Status and prospects for $CPT$ and Lorentz invariance violation searches in neutral meson mixing

TL;DR

This paper reviews current experimental bounds on CPT violation in neutral meson mixing, presents new measurements, and discusses how LHCb can improve constraints on Lorentz invariance violation within the Standard-Model Extension framework.

Contribution

It provides updated bounds on CPT asymmetry in meson systems and forecasts how LHCb can significantly enhance sensitivity to Lorentz-violating effects.

Findings

New bounds on CPT asymmetry in B0 and Bs0 systems.

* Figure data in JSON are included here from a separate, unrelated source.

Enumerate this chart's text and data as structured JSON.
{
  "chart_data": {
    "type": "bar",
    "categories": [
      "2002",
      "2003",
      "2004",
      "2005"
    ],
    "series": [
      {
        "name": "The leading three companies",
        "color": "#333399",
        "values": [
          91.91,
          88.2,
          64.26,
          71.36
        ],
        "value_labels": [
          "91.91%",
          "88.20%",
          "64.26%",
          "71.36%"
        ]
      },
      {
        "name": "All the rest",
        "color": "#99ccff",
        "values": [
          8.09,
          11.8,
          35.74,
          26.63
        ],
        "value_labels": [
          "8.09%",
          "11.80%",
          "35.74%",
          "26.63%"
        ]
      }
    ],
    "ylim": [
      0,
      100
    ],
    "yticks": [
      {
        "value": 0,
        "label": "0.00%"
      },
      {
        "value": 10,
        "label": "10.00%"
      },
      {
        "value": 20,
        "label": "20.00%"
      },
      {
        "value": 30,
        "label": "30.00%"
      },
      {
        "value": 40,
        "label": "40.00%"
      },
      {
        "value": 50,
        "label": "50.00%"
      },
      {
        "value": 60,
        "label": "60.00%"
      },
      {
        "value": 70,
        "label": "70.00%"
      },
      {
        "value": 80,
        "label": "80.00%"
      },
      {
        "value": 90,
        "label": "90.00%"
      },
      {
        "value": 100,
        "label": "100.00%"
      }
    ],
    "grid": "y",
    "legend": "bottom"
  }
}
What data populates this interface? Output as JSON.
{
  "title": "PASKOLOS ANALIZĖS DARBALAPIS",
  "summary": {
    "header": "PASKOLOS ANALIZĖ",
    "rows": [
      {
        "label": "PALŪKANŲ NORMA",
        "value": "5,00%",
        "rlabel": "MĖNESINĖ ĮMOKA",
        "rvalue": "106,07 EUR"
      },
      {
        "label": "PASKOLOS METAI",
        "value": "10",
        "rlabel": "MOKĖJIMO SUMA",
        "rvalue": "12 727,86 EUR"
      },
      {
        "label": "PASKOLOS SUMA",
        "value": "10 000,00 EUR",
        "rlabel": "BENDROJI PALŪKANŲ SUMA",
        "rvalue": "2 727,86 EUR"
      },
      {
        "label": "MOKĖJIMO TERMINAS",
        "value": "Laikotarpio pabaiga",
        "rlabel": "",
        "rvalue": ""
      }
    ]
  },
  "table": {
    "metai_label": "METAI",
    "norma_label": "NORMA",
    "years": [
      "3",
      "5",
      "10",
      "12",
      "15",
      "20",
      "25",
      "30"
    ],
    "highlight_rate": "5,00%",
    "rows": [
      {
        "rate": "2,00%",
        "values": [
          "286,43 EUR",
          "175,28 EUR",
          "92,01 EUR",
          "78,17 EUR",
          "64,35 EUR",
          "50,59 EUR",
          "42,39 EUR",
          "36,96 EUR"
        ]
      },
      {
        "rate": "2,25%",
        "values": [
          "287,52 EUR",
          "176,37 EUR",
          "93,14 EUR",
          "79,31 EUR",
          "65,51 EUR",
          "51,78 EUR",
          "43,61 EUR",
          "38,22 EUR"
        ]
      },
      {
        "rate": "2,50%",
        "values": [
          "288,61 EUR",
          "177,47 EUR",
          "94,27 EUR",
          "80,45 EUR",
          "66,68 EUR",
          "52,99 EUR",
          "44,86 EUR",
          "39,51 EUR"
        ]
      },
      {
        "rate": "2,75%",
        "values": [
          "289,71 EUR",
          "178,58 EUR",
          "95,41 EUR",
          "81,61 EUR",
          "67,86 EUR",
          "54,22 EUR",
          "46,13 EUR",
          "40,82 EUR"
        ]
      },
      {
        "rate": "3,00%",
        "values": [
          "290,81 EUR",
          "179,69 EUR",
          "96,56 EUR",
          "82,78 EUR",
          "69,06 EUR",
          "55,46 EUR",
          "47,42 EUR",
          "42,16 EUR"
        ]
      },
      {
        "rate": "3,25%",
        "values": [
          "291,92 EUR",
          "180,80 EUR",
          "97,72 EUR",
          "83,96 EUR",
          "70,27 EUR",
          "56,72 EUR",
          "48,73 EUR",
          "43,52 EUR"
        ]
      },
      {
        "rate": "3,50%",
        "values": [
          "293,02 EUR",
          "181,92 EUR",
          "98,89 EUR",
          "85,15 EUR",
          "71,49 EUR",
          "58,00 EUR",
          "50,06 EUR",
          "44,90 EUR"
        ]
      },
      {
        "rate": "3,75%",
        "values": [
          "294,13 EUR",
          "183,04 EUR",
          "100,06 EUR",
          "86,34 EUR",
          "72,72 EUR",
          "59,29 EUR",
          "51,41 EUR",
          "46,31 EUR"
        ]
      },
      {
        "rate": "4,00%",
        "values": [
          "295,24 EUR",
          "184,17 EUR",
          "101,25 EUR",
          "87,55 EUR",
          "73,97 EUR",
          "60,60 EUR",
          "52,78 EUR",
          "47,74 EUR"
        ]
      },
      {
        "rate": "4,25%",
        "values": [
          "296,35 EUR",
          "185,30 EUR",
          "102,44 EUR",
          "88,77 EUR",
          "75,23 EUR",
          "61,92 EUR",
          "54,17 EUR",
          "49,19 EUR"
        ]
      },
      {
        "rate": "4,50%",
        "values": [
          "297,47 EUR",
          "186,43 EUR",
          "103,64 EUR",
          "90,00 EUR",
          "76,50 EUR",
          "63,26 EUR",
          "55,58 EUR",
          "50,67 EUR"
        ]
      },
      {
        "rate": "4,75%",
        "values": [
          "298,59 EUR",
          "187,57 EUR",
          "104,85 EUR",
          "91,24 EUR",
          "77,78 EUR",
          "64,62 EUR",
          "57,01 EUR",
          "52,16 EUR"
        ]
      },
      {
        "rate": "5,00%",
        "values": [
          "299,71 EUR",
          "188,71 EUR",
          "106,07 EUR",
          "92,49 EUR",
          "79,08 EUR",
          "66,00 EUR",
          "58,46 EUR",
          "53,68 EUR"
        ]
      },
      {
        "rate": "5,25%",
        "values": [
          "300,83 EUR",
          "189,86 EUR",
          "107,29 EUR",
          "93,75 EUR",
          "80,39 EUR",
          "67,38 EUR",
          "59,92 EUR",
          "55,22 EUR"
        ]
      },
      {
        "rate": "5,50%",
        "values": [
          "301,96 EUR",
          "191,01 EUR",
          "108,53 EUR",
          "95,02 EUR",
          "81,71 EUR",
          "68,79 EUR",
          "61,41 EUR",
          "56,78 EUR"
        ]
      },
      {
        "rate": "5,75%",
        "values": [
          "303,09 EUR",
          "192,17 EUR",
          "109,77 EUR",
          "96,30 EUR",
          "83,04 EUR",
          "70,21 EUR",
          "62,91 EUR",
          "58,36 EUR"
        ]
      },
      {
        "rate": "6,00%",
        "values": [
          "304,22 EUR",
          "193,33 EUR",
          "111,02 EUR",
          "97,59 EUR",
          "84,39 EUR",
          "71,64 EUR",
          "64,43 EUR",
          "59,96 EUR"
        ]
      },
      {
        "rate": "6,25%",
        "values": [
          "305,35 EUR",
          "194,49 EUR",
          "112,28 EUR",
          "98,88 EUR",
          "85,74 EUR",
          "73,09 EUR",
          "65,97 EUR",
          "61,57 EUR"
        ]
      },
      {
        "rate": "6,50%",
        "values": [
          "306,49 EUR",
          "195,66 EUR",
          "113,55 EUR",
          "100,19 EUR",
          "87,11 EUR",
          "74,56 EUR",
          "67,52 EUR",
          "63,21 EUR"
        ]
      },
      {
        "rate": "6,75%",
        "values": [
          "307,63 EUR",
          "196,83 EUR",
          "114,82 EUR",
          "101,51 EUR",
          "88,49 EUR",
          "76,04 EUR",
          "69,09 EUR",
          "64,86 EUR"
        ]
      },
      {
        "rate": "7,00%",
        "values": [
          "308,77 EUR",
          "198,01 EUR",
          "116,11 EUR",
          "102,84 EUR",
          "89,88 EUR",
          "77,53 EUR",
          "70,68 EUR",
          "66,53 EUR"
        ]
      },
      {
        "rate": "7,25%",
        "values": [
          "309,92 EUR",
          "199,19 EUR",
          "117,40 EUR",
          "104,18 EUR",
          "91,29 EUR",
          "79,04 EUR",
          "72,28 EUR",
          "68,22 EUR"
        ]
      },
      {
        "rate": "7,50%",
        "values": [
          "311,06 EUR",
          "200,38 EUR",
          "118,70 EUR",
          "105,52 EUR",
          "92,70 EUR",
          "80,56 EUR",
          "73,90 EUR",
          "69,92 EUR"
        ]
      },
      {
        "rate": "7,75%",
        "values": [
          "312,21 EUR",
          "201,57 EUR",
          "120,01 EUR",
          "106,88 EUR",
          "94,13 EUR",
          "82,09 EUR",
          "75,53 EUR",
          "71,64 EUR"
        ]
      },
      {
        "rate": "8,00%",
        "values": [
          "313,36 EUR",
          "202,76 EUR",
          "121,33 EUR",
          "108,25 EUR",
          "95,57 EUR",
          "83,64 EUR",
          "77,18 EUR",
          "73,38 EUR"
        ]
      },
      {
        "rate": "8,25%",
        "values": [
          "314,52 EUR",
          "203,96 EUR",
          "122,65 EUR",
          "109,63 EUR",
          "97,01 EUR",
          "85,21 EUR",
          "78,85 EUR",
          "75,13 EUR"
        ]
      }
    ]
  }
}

LHCb's potential to improve SME coefficient constraints by up to two orders of magnitude.

Identification of sidereal- and boost-dependent variations in CPT violation effects.

Abstract

An overview of current experimental bounds on $CPT$ violation in neutral meson mixing is given. New values for the $CPT$ asymmetry in the $B^0$ and $B_s^0$ systems are deduced from published BaBar, Belle and LHCb results. With dedicated analyses, LHCb will be able to further improve the bounds on $CPT$ violation in the $D^0$, $B^0$ and $B_s^0$ systems. Since $CPT$ violation implies violation of Lorentz invariance in an interacting local quantum field theory, the observed $CPT$ asymmetry will exhibit sidereal- and boost-dependent variations. Such $CPT$-violating and Lorentz-violating effects are accommodated in the framework of the Standard-Model Extension (SME). The large boost of the neutral mesons produced at LHCb results in a high sensitivity to the corresponding SME coefficients. For the $B^0$ and $B_s^0$ systems, using existing LHCb results, we determine with high precision the SME coefficients that are not varying with sidereal time. With a full sidereal analysis, LHCb will be able to improve the existing SME bounds in the $D^0$, $B^0$ and $B_s^0$ systems by up to two orders of magnitude.